A questo riguardo è opportuno ricordare che un simile patrimonio storico e culturale non può essere trattato al pari di un’azienda, il cui interesse ultimo è l’ottenimento di un profitto economico tangibile e materiale, per cui se “il Comune ha rinunciato alla logica ed ai modi dell’imprenditorialità”, non da reputarsi del tutto un difetto della passata amministrazione, quanto un beneficio per il servizio offerto.
E’ questo il prodotto finale di un teatro, la logica a cui dovrebbe rispondere in primis un assessorato alla cultura: un servizio che tuttavia genera profitto, come qualsiasi investimento ben riuscito. Il ricavato è evidente nelle generazioni cresciute intorno, accanto e nel Rossini, e testimoniato dalla nascita di compagnie teatrali amatoriali e club di cinema e teatro in gran composti parte da giovani che hanno sviluppato una sensibilità e una capacità tali da renderli intelligenti fruitori ed addirittura operatori competenti.

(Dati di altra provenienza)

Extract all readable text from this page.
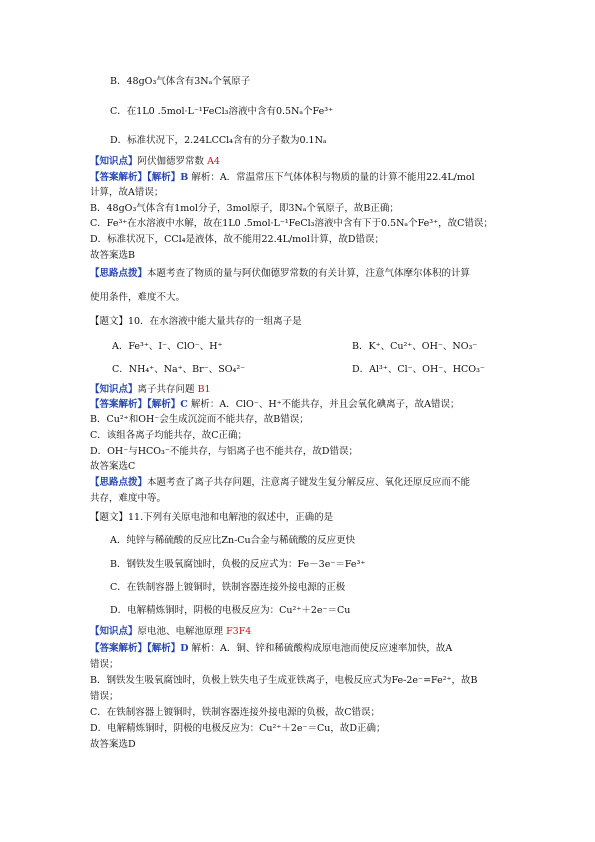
B．48gO₃气体含有3Nₐ个氧原子
C．在1L0 .5mol·L⁻¹FeCl₃溶液中含有0.5Nₐ个Fe³⁺
D．标准状况下，2.24LCCl₄含有的分子数为0.1Nₐ
【知识点】阿伏伽德罗常数 A4
【答案解析】【解析】B 解析：A．常温常压下气体体积与物质的量的计算不能用22.4L/mol
计算，故A错误；
B．48gO₃气体含有1mol分子，3mol原子，即3Nₐ个氧原子，故B正确；
C．Fe³⁺在水溶液中水解，故在1L0 .5mol·L⁻¹FeCl₃溶液中含有下于0.5Nₐ个Fe³⁺，故C错误；
D．标准状况下，CCl₄是液体，故不能用22.4L/mol计算，故D错误；
故答案选B
【思路点拨】本题考查了物质的量与阿伏伽德罗常数的有关计算，注意气体摩尔体积的计算
使用条件，难度不大。
【题文】10．在水溶液中能大量共存的一组离子是
A．Fe³⁺、I⁻、ClO⁻、H⁺	B．K⁺、Cu²⁺、OH⁻、NO₃⁻
C．NH₄⁺、Na⁺、Br⁻、SO₄²⁻	D．Al³⁺、Cl⁻、OH⁻、HCO₃⁻
【知识点】离子共存问题 B1
【答案解析】【解析】C 解析：A．ClO⁻、H⁺不能共存，并且会氧化碘离子，故A错误；
B．Cu²⁺和OH⁻会生成沉淀而不能共存，故B错误；
C．该组各离子均能共存，故C正确；
D．OH⁻与HCO₃⁻不能共存，与铝离子也不能共存，故D错误；
故答案选C
【思路点拨】本题考查了离子共存问题，注意离子键发生复分解反应、氧化还原反应而不能
共存，难度中等。
【题文】11.下列有关原电池和电解池的叙述中，正确的是
A．纯锌与稀硫酸的反应比Zn-Cu合金与稀硫酸的反应更快
B．钢铁发生吸氧腐蚀时，负极的反应式为：Fe－3e⁻＝Fe³⁺
C．在铁制容器上镀铜时，铁制容器连接外接电源的正极
D．电解精炼铜时，阴极的电极反应为：Cu²⁺＋2e⁻＝Cu
【知识点】原电池、电解池原理 F3F4
【答案解析】【解析】D 解析：A．铜、锌和稀硫酸构成原电池而使反应速率加快，故A
错误；
B．钢铁发生吸氧腐蚀时，负极上铁失电子生成亚铁离子，电极反应式为Fe-2e⁻=Fe²⁺，故B
错误；
C．在铁制容器上镀铜时，铁制容器连接外接电源的负极，故C错误；
D．电解精炼铜时，阴极的电极反应为：Cu²⁺＋2e⁻＝Cu，故D正确；
故答案选D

Per questi, auspichiamo che la cooperazione ed il dialogo non cessi, che il Teatro Rossini continui ad esercitare la sua forza attrattiva sulle future generazioni e sulle realtà extracittadine, cosa che ha fatto fino a tempi recenti, dimostrando una rilevanza territoriale attesta dai sottoscrittori dell’appello residenti in comuni limitrofi.
Questa è in breve la tradizione, anzi la storia che si vuole smentire e distruggere secondo tre settori: uno, presunto, economico, che prevede un ridimensionamento dei fondi destinati, in primis al Maggio all’infanzia, ridotti al 20% della somma prestabilita per la stagione 2008-2009 e ad una riduzione dei costi complessivi di gestione del teatro del 30%, una taglio di spesa che ricorda molto da vicino quello operato sulla scuola a livello nazionale. In secondo luogo, un’opera di ristrutturazione che ben sarebbe da considerare di distruzione, trattandosi di un ridimensionamento del proscenio ed un ampliamento di posti a sedere che di fatto renderebbe ancora più “striminzito”, citando le testuali parole delle delibere, quel palco che ha ospitato “allestimenti teatrali minimalisti”.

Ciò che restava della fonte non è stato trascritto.